PB C 341 van 24.9.2018, p. 16–16 (BG, ES, CS, DA, DE, ET, EL, EN, FR, HR, IT, LV, LT, HU, MT, NL, PL, PT, RO, SK, SL, FI, SV)

24.9.2018   

NL

Publicatieblad van de Europese Unie

C 341/16


Arrest van het Gerecht van 13 juli 2018 — SQ/EIB

(Zaak T-377/17) (1)

((„Openbare dienst - Personeel van de EIB - Klacht wegens psychisch geweld - Administratief onderzoek - Begrip ‘psychisch geweld’ - Vereiste dat de verweten gedraging wordt herhaald om ‘psychisch geweld’ te kunnen vormen - Weigering om de tuchtprocedure in te leiden tegen de veroorzaker van dat geweld - Verplichting van vertrouwelijkheid ter zake van het bestaan van een lopende administratieve onderzoeksprocedure en, vervolgens, van het besluit om de procedure af te sluiten met de vaststelling dat er sprake is van een geval van psychisch geweld”))

(2018/C 341/27)

Procestaal: Frans

Partijen

Verzoekende partij: SQ (vertegenwoordigers: N Cambonie en P. Walter, advocaten)

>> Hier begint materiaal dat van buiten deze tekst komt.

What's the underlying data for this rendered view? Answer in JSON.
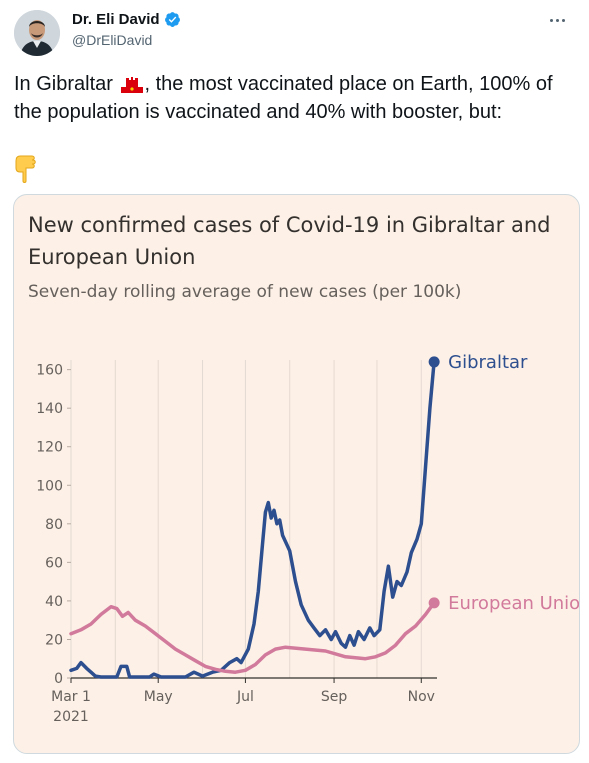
{
  "tweet": {
    "author": {
      "display_name": "Dr. Eli David",
      "handle": "@DrEliDavid",
      "verified": true
    },
    "text_before_flag": "In Gibraltar",
    "text_after_flag": ", the most vaccinated place on Earth, 100% of the population is vaccinated and 40% with booster, but:",
    "emoji": [
      "gibraltar-flag-emoji",
      "pointing-down-emoji"
    ]
  },
  "icons": {
    "verified": "verified-badge-icon",
    "more": "more-options-icon"
  },
  "colors": {
    "card_background": "#fdf1e7",
    "gibraltar_series": "#2e4f8f",
    "eu_series": "#d27a9b",
    "text_dark": "#33302e",
    "text_muted": "#66605c"
  },
  "chart_data": {
    "type": "line",
    "title": "New confirmed cases of Covid-19 in Gibraltar and European Union",
    "subtitle": "Seven-day rolling average of new cases (per 100k)",
    "xlabel": "",
    "ylabel": "",
    "ylim": [
      0,
      165
    ],
    "yticks": [
      0,
      20,
      40,
      60,
      80,
      100,
      120,
      140,
      160
    ],
    "xticks": [
      {
        "date": "2021-03-01",
        "label": "Mar 1",
        "sublabel": "2021"
      },
      {
        "date": "2021-05-01",
        "label": "May"
      },
      {
        "date": "2021-07-01",
        "label": "Jul"
      },
      {
        "date": "2021-09-01",
        "label": "Sep"
      },
      {
        "date": "2021-11-01",
        "label": "Nov"
      }
    ],
    "x_range": [
      "2021-03-01",
      "2021-11-12"
    ],
    "grid": "vertical",
    "series": [
      {
        "name": "Gibraltar",
        "points": [
          [
            "2021-03-01",
            4
          ],
          [
            "2021-03-05",
            5
          ],
          [
            "2021-03-08",
            8
          ],
          [
            "2021-03-12",
            5
          ],
          [
            "2021-03-15",
            3
          ],
          [
            "2021-03-18",
            1
          ],
          [
            "2021-03-22",
            0.5
          ],
          [
            "2021-03-26",
            0.5
          ],
          [
            "2021-03-30",
            0.5
          ],
          [
            "2021-04-02",
            0.5
          ],
          [
            "2021-04-05",
            6
          ],
          [
            "2021-04-09",
            6
          ],
          [
            "2021-04-11",
            0.5
          ],
          [
            "2021-04-25",
            0.5
          ],
          [
            "2021-04-28",
            2
          ],
          [
            "2021-05-03",
            0.5
          ],
          [
            "2021-05-20",
            0.5
          ],
          [
            "2021-05-26",
            3
          ],
          [
            "2021-06-01",
            1
          ],
          [
            "2021-06-08",
            3
          ],
          [
            "2021-06-14",
            4
          ],
          [
            "2021-06-20",
            8
          ],
          [
            "2021-06-25",
            10
          ],
          [
            "2021-06-28",
            8
          ],
          [
            "2021-07-03",
            15
          ],
          [
            "2021-07-07",
            28
          ],
          [
            "2021-07-10",
            45
          ],
          [
            "2021-07-13",
            70
          ],
          [
            "2021-07-15",
            86
          ],
          [
            "2021-07-17",
            91
          ],
          [
            "2021-07-19",
            83
          ],
          [
            "2021-07-21",
            87
          ],
          [
            "2021-07-23",
            80
          ],
          [
            "2021-07-25",
            82
          ],
          [
            "2021-07-27",
            74
          ],
          [
            "2021-08-01",
            66
          ],
          [
            "2021-08-05",
            50
          ],
          [
            "2021-08-09",
            38
          ],
          [
            "2021-08-14",
            30
          ],
          [
            "2021-08-18",
            26
          ],
          [
            "2021-08-22",
            22
          ],
          [
            "2021-08-26",
            25
          ],
          [
            "2021-08-30",
            20
          ],
          [
            "2021-09-02",
            24
          ],
          [
            "2021-09-06",
            18
          ],
          [
            "2021-09-09",
            16
          ],
          [
            "2021-09-12",
            22
          ],
          [
            "2021-09-15",
            17
          ],
          [
            "2021-09-18",
            24
          ],
          [
            "2021-09-22",
            20
          ],
          [
            "2021-09-26",
            26
          ],
          [
            "2021-09-29",
            22
          ],
          [
            "2021-10-03",
            25
          ],
          [
            "2021-10-06",
            45
          ],
          [
            "2021-10-09",
            58
          ],
          [
            "2021-10-12",
            42
          ],
          [
            "2021-10-15",
            50
          ],
          [
            "2021-10-18",
            48
          ],
          [
            "2021-10-22",
            55
          ],
          [
            "2021-10-25",
            65
          ],
          [
            "2021-10-29",
            72
          ],
          [
            "2021-11-01",
            80
          ],
          [
            "2021-11-04",
            110
          ],
          [
            "2021-11-07",
            140
          ],
          [
            "2021-11-10",
            164
          ]
        ]
      },
      {
        "name": "European Union",
        "points": [
          [
            "2021-03-01",
            23
          ],
          [
            "2021-03-08",
            25
          ],
          [
            "2021-03-15",
            28
          ],
          [
            "2021-03-22",
            33
          ],
          [
            "2021-03-29",
            37
          ],
          [
            "2021-04-02",
            36
          ],
          [
            "2021-04-06",
            32
          ],
          [
            "2021-04-10",
            34
          ],
          [
            "2021-04-15",
            30
          ],
          [
            "2021-04-22",
            27
          ],
          [
            "2021-04-29",
            23
          ],
          [
            "2021-05-06",
            19
          ],
          [
            "2021-05-13",
            15
          ],
          [
            "2021-05-20",
            12
          ],
          [
            "2021-05-27",
            9
          ],
          [
            "2021-06-03",
            6
          ],
          [
            "2021-06-10",
            4.5
          ],
          [
            "2021-06-17",
            3.5
          ],
          [
            "2021-06-24",
            3
          ],
          [
            "2021-07-01",
            4
          ],
          [
            "2021-07-08",
            7
          ],
          [
            "2021-07-15",
            12
          ],
          [
            "2021-07-22",
            15
          ],
          [
            "2021-07-29",
            16
          ],
          [
            "2021-08-12",
            15
          ],
          [
            "2021-08-26",
            14
          ],
          [
            "2021-09-09",
            11
          ],
          [
            "2021-09-23",
            10
          ],
          [
            "2021-09-30",
            11
          ],
          [
            "2021-10-07",
            13
          ],
          [
            "2021-10-14",
            17
          ],
          [
            "2021-10-21",
            23
          ],
          [
            "2021-10-28",
            27
          ],
          [
            "2021-11-04",
            33
          ],
          [
            "2021-11-10",
            39
          ]
        ]
      }
    ]
  }
}
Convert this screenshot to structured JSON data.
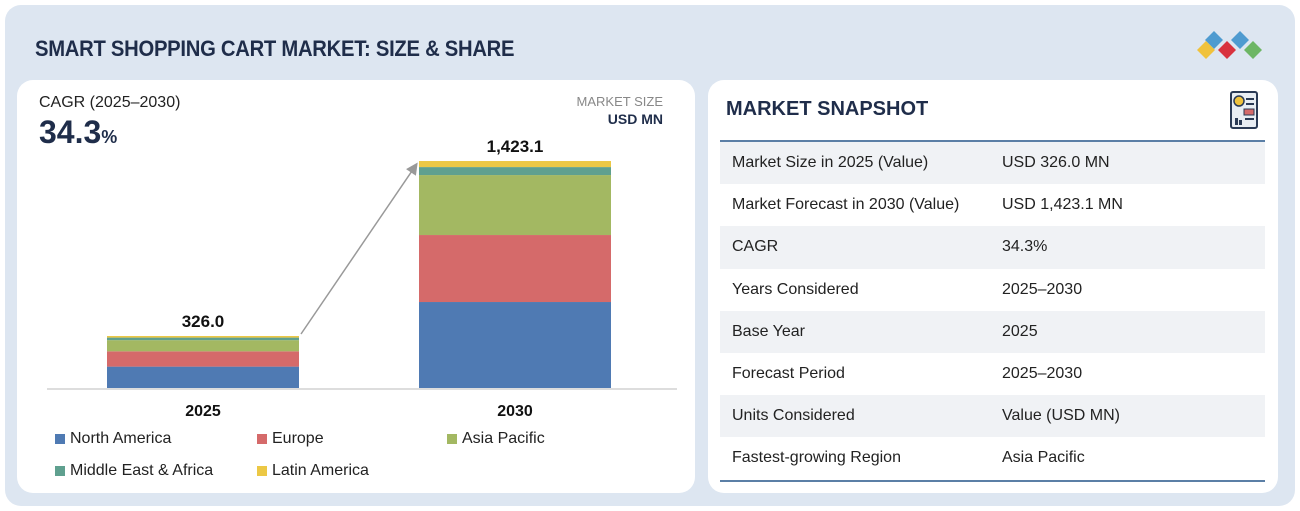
{
  "header": {
    "title": "SMART SHOPPING CART MARKET: SIZE & SHARE",
    "logo": "marketsandmarkets-diamond-logo"
  },
  "left": {
    "cagr_label": "CAGR (2025–2030)",
    "cagr_value": "34.3",
    "cagr_unit": "%",
    "market_size_label": "MARKET SIZE",
    "unit_label": "USD MN"
  },
  "chart_data": {
    "type": "bar",
    "stacked": true,
    "categories": [
      "2025",
      "2030"
    ],
    "totals": [
      "326.0",
      "1,423.1"
    ],
    "total_values": [
      326.0,
      1423.1
    ],
    "series": [
      {
        "name": "North America",
        "color": "#4f7ab3",
        "values": [
          134,
          539
        ]
      },
      {
        "name": "Europe",
        "color": "#d56a6a",
        "values": [
          96,
          420
        ]
      },
      {
        "name": "Asia Pacific",
        "color": "#a3b862",
        "values": [
          70,
          376
        ]
      },
      {
        "name": "Middle East & Africa",
        "color": "#5fa08f",
        "values": [
          16,
          50
        ]
      },
      {
        "name": "Latin America",
        "color": "#ecc845",
        "values": [
          10,
          38
        ]
      }
    ],
    "ylim": [
      0,
      1450
    ],
    "grid": false,
    "legend": "bottom",
    "annotation": "growth arrow from 2025 to 2030"
  },
  "snapshot": {
    "title": "MARKET SNAPSHOT",
    "icon": "report-document-icon",
    "rows": [
      {
        "k": "Market Size in 2025 (Value)",
        "v": "USD 326.0 MN"
      },
      {
        "k": "Market Forecast in 2030 (Value)",
        "v": "USD 1,423.1 MN"
      },
      {
        "k": "CAGR",
        "v": "34.3%"
      },
      {
        "k": "Years Considered",
        "v": "2025–2030"
      },
      {
        "k": "Base Year",
        "v": "2025"
      },
      {
        "k": "Forecast Period",
        "v": "2025–2030"
      },
      {
        "k": "Units Considered",
        "v": "Value (USD MN)"
      },
      {
        "k": "Fastest-growing Region",
        "v": "Asia Pacific"
      }
    ]
  }
}
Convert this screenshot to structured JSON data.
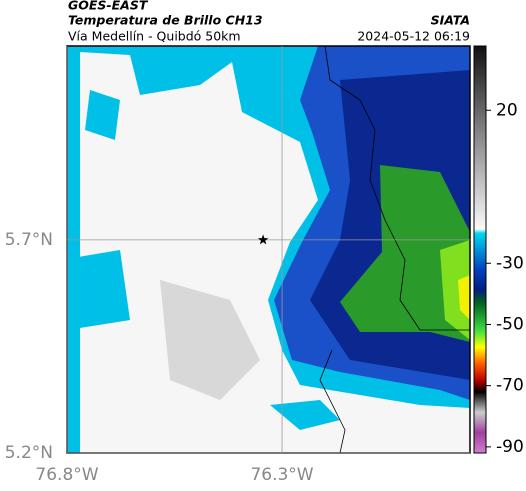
{
  "header": {
    "title": "GOES-EAST",
    "subtitle": "Temperatura de Brillo CH13",
    "route": "Vía Medellín - Quibdó 50km",
    "source": "SIATA",
    "timestamp": "2024-05-12 06:19"
  },
  "map": {
    "xlim": [
      -76.8,
      -75.863
    ],
    "ylim": [
      5.2,
      6.155
    ],
    "xticks": [
      {
        "value": -76.8,
        "label": "76.8°W"
      },
      {
        "value": -76.3,
        "label": "76.3°W"
      }
    ],
    "yticks": [
      {
        "value": 5.2,
        "label": "5.2°N"
      },
      {
        "value": 5.7,
        "label": "5.7°N"
      }
    ],
    "marker": {
      "lon": -76.344,
      "lat": 5.7
    }
  },
  "colorbar": {
    "lim": [
      -92,
      41
    ],
    "ticks": [
      20,
      -30,
      -50,
      -70,
      -90
    ]
  }
}
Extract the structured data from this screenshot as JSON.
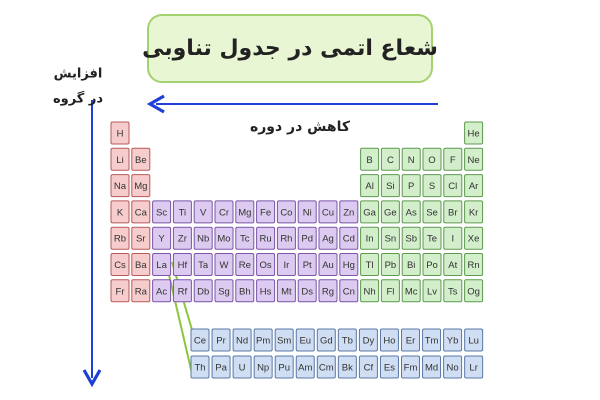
{
  "title": "شعاع اتمی در جدول تناوبی",
  "period_label": "کاهش در دوره",
  "group_label": [
    "افزایش",
    "در گروه"
  ],
  "table": {
    "rows": [
      [
        "H",
        null,
        null,
        null,
        null,
        null,
        null,
        null,
        null,
        null,
        null,
        null,
        null,
        null,
        null,
        null,
        null,
        "He"
      ],
      [
        "Li",
        "Be",
        null,
        null,
        null,
        null,
        null,
        null,
        null,
        null,
        null,
        null,
        "B",
        "C",
        "N",
        "O",
        "F",
        "Ne"
      ],
      [
        "Na",
        "Mg",
        null,
        null,
        null,
        null,
        null,
        null,
        null,
        null,
        null,
        null,
        "Al",
        "Si",
        "P",
        "S",
        "Cl",
        "Ar"
      ],
      [
        "K",
        "Ca",
        "Sc",
        "Ti",
        "V",
        "Cr",
        "Mg",
        "Fe",
        "Co",
        "Ni",
        "Cu",
        "Zn",
        "Ga",
        "Ge",
        "As",
        "Se",
        "Br",
        "Kr"
      ],
      [
        "Rb",
        "Sr",
        "Y",
        "Zr",
        "Nb",
        "Mo",
        "Tc",
        "Ru",
        "Rh",
        "Pd",
        "Ag",
        "Cd",
        "In",
        "Sn",
        "Sb",
        "Te",
        "I",
        "Xe"
      ],
      [
        "Cs",
        "Ba",
        "La",
        "Hf",
        "Ta",
        "W",
        "Re",
        "Os",
        "Ir",
        "Pt",
        "Au",
        "Hg",
        "Tl",
        "Pb",
        "Bi",
        "Po",
        "At",
        "Rn"
      ],
      [
        "Fr",
        "Ra",
        "Ac",
        "Rf",
        "Db",
        "Sg",
        "Bh",
        "Hs",
        "Mt",
        "Ds",
        "Rg",
        "Cn",
        "Nh",
        "Fl",
        "Mc",
        "Lv",
        "Ts",
        "Og"
      ]
    ]
  },
  "lanthanides": [
    "Ce",
    "Pr",
    "Nd",
    "Pm",
    "Sm",
    "Eu",
    "Gd",
    "Tb",
    "Dy",
    "Ho",
    "Er",
    "Tm",
    "Yb",
    "Lu"
  ],
  "actinides": [
    "Th",
    "Pa",
    "U",
    "Np",
    "Pu",
    "Am",
    "Cm",
    "Bk",
    "Cf",
    "Es",
    "Fm",
    "Md",
    "No",
    "Lr"
  ]
}
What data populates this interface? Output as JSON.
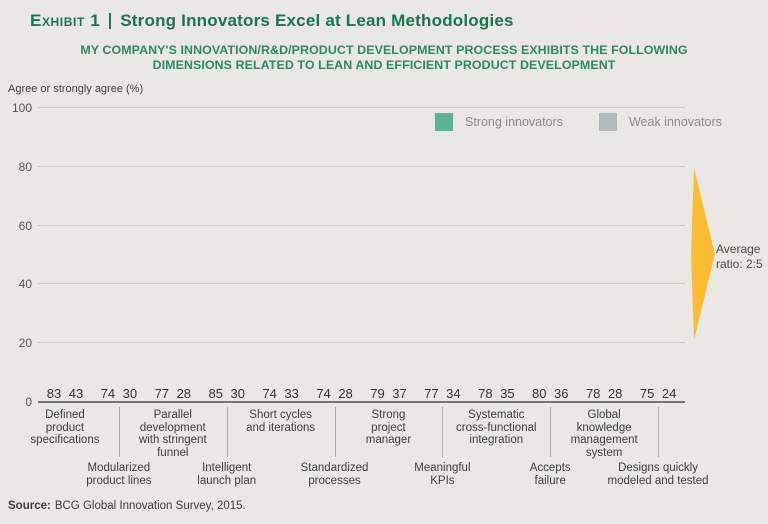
{
  "header": {
    "exhibit_label": "Exhibit 1",
    "title": "Strong Innovators Excel at Lean Methodologies",
    "subtitle": "MY COMPANY'S INNOVATION/R&D/PRODUCT DEVELOPMENT PROCESS EXHIBITS THE FOLLOWING\nDIMENSIONS RELATED TO LEAN AND EFFICIENT PRODUCT DEVELOPMENT"
  },
  "chart_data": {
    "type": "bar",
    "title": "Strong Innovators Excel at Lean Methodologies",
    "ylabel": "Agree or strongly agree (%)",
    "ylim": [
      0,
      100
    ],
    "yticks": [
      0,
      20,
      40,
      60,
      80,
      100
    ],
    "grid": true,
    "legend_position": "top-right",
    "categories": [
      "Defined\nproduct\nspecifications",
      "Modularized\nproduct lines",
      "Parallel\ndevelopment\nwith stringent\nfunnel",
      "Intelligent\nlaunch plan",
      "Short cycles\nand iterations",
      "Standardized\nprocesses",
      "Strong\nproject\nmanager",
      "Meaningful\nKPIs",
      "Systematic\ncross-functional\nintegration",
      "Accepts\nfailure",
      "Global\nknowledge\nmanagement\nsystem",
      "Designs quickly\nmodeled and tested"
    ],
    "series": [
      {
        "name": "Strong innovators",
        "color": "#58b593",
        "values": [
          83,
          74,
          77,
          85,
          74,
          74,
          79,
          77,
          78,
          80,
          78,
          75
        ]
      },
      {
        "name": "Weak innovators",
        "color": "#b2b8bc",
        "values": [
          43,
          30,
          28,
          30,
          33,
          28,
          37,
          34,
          35,
          36,
          28,
          24
        ]
      }
    ],
    "annotation": {
      "text": "Average ratio: 2:5",
      "shape": "yellow-right-arrow",
      "color": "#fbbd2f"
    }
  },
  "source": {
    "label": "Source:",
    "text": "BCG Global Innovation Survey, 2015."
  },
  "colors": {
    "background": "#e9e8e5",
    "title_green": "#1a7551",
    "subtitle_green": "#2b8a61",
    "strong_bar": "#58b593",
    "weak_bar": "#b2b8bc",
    "annotation_yellow": "#fbbd2f",
    "gridline": "#cdccc8",
    "baseline": "#76767a"
  }
}
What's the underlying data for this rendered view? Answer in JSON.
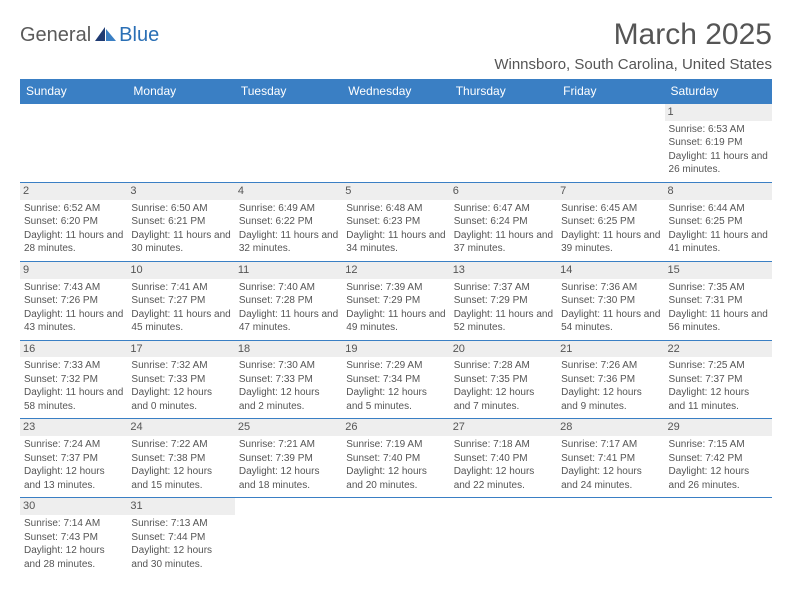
{
  "logo": {
    "text1": "General",
    "text2": "Blue"
  },
  "title": "March 2025",
  "location": "Winnsboro, South Carolina, United States",
  "header_color": "#3a7fc4",
  "day_headers": [
    "Sunday",
    "Monday",
    "Tuesday",
    "Wednesday",
    "Thursday",
    "Friday",
    "Saturday"
  ],
  "weeks": [
    [
      null,
      null,
      null,
      null,
      null,
      null,
      {
        "n": "1",
        "sr": "Sunrise: 6:53 AM",
        "ss": "Sunset: 6:19 PM",
        "dl": "Daylight: 11 hours and 26 minutes."
      }
    ],
    [
      {
        "n": "2",
        "sr": "Sunrise: 6:52 AM",
        "ss": "Sunset: 6:20 PM",
        "dl": "Daylight: 11 hours and 28 minutes."
      },
      {
        "n": "3",
        "sr": "Sunrise: 6:50 AM",
        "ss": "Sunset: 6:21 PM",
        "dl": "Daylight: 11 hours and 30 minutes."
      },
      {
        "n": "4",
        "sr": "Sunrise: 6:49 AM",
        "ss": "Sunset: 6:22 PM",
        "dl": "Daylight: 11 hours and 32 minutes."
      },
      {
        "n": "5",
        "sr": "Sunrise: 6:48 AM",
        "ss": "Sunset: 6:23 PM",
        "dl": "Daylight: 11 hours and 34 minutes."
      },
      {
        "n": "6",
        "sr": "Sunrise: 6:47 AM",
        "ss": "Sunset: 6:24 PM",
        "dl": "Daylight: 11 hours and 37 minutes."
      },
      {
        "n": "7",
        "sr": "Sunrise: 6:45 AM",
        "ss": "Sunset: 6:25 PM",
        "dl": "Daylight: 11 hours and 39 minutes."
      },
      {
        "n": "8",
        "sr": "Sunrise: 6:44 AM",
        "ss": "Sunset: 6:25 PM",
        "dl": "Daylight: 11 hours and 41 minutes."
      }
    ],
    [
      {
        "n": "9",
        "sr": "Sunrise: 7:43 AM",
        "ss": "Sunset: 7:26 PM",
        "dl": "Daylight: 11 hours and 43 minutes."
      },
      {
        "n": "10",
        "sr": "Sunrise: 7:41 AM",
        "ss": "Sunset: 7:27 PM",
        "dl": "Daylight: 11 hours and 45 minutes."
      },
      {
        "n": "11",
        "sr": "Sunrise: 7:40 AM",
        "ss": "Sunset: 7:28 PM",
        "dl": "Daylight: 11 hours and 47 minutes."
      },
      {
        "n": "12",
        "sr": "Sunrise: 7:39 AM",
        "ss": "Sunset: 7:29 PM",
        "dl": "Daylight: 11 hours and 49 minutes."
      },
      {
        "n": "13",
        "sr": "Sunrise: 7:37 AM",
        "ss": "Sunset: 7:29 PM",
        "dl": "Daylight: 11 hours and 52 minutes."
      },
      {
        "n": "14",
        "sr": "Sunrise: 7:36 AM",
        "ss": "Sunset: 7:30 PM",
        "dl": "Daylight: 11 hours and 54 minutes."
      },
      {
        "n": "15",
        "sr": "Sunrise: 7:35 AM",
        "ss": "Sunset: 7:31 PM",
        "dl": "Daylight: 11 hours and 56 minutes."
      }
    ],
    [
      {
        "n": "16",
        "sr": "Sunrise: 7:33 AM",
        "ss": "Sunset: 7:32 PM",
        "dl": "Daylight: 11 hours and 58 minutes."
      },
      {
        "n": "17",
        "sr": "Sunrise: 7:32 AM",
        "ss": "Sunset: 7:33 PM",
        "dl": "Daylight: 12 hours and 0 minutes."
      },
      {
        "n": "18",
        "sr": "Sunrise: 7:30 AM",
        "ss": "Sunset: 7:33 PM",
        "dl": "Daylight: 12 hours and 2 minutes."
      },
      {
        "n": "19",
        "sr": "Sunrise: 7:29 AM",
        "ss": "Sunset: 7:34 PM",
        "dl": "Daylight: 12 hours and 5 minutes."
      },
      {
        "n": "20",
        "sr": "Sunrise: 7:28 AM",
        "ss": "Sunset: 7:35 PM",
        "dl": "Daylight: 12 hours and 7 minutes."
      },
      {
        "n": "21",
        "sr": "Sunrise: 7:26 AM",
        "ss": "Sunset: 7:36 PM",
        "dl": "Daylight: 12 hours and 9 minutes."
      },
      {
        "n": "22",
        "sr": "Sunrise: 7:25 AM",
        "ss": "Sunset: 7:37 PM",
        "dl": "Daylight: 12 hours and 11 minutes."
      }
    ],
    [
      {
        "n": "23",
        "sr": "Sunrise: 7:24 AM",
        "ss": "Sunset: 7:37 PM",
        "dl": "Daylight: 12 hours and 13 minutes."
      },
      {
        "n": "24",
        "sr": "Sunrise: 7:22 AM",
        "ss": "Sunset: 7:38 PM",
        "dl": "Daylight: 12 hours and 15 minutes."
      },
      {
        "n": "25",
        "sr": "Sunrise: 7:21 AM",
        "ss": "Sunset: 7:39 PM",
        "dl": "Daylight: 12 hours and 18 minutes."
      },
      {
        "n": "26",
        "sr": "Sunrise: 7:19 AM",
        "ss": "Sunset: 7:40 PM",
        "dl": "Daylight: 12 hours and 20 minutes."
      },
      {
        "n": "27",
        "sr": "Sunrise: 7:18 AM",
        "ss": "Sunset: 7:40 PM",
        "dl": "Daylight: 12 hours and 22 minutes."
      },
      {
        "n": "28",
        "sr": "Sunrise: 7:17 AM",
        "ss": "Sunset: 7:41 PM",
        "dl": "Daylight: 12 hours and 24 minutes."
      },
      {
        "n": "29",
        "sr": "Sunrise: 7:15 AM",
        "ss": "Sunset: 7:42 PM",
        "dl": "Daylight: 12 hours and 26 minutes."
      }
    ],
    [
      {
        "n": "30",
        "sr": "Sunrise: 7:14 AM",
        "ss": "Sunset: 7:43 PM",
        "dl": "Daylight: 12 hours and 28 minutes."
      },
      {
        "n": "31",
        "sr": "Sunrise: 7:13 AM",
        "ss": "Sunset: 7:44 PM",
        "dl": "Daylight: 12 hours and 30 minutes."
      },
      null,
      null,
      null,
      null,
      null
    ]
  ]
}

Verwerende partij: Europese Investeringsbank (EIB) (vertegenwoordigers: G. Faedo en K. Carr, gemachtigden, bijgestaan door B. Wägenbaur, advocaat, en J. Currall, barrister)

Voorwerp

Verzoek krachtens artikel 50 bis, lid 1, van het Statuut van het Hof van Justitie van de Europese Unie en artikel 41 van het personeelsreglement van de EIB, ten eerste strekkende tot gedeeltelijke nietigverklaring van het besluit van de president van de EIB van 20 maart 2017, en ten tweede tot vergoeding van de materiële en immateriële schade die verzoekster zou hebben geleden als gevolg van het psychisch geweld van haar hiërarchieke meerdere en het gedrag van de EIB

Dictum

1)

Het besluit van de president van de Europese Investeringsbank (EIB) van 20 maart 2017 wordt gedeeltelijk nietig verklaard, voor zover daarbij toepassing wordt gegeven aan een verkeerde definitie van het begrip ‘psychisch geweld’, voor zover daarbij geen onmiddellijk tuchtrechtelijk gevolg wordt gegeven aan een erkend geval van psychisch geweld binnen de EIB, en voor zover degene tot wie het besluit is gericht een verplichting van vertrouwelijkheid wordt opgelegd die strijdig is met de doelstellingen van een onderzoeksprocedure die betrekking heeft op een vermeend geval van psychisch geweld.

2)

De vordering tot nietigverklaring wordt afgewezen voor het overige.

3)

De EIB wordt veroordeeld tot betaling van het bedrag van 10 000 EUR aan SQ ter vergoeding van haar immateriële schade.

4)

De vordering tot schadevergoeding wordt afgewezen voor het overige.

5)

De EIB draagt haar eigen kosten en wordt verwezen in de helft van de kosten van SQ.

6)

SQ draagt de helft van haar eigen kosten.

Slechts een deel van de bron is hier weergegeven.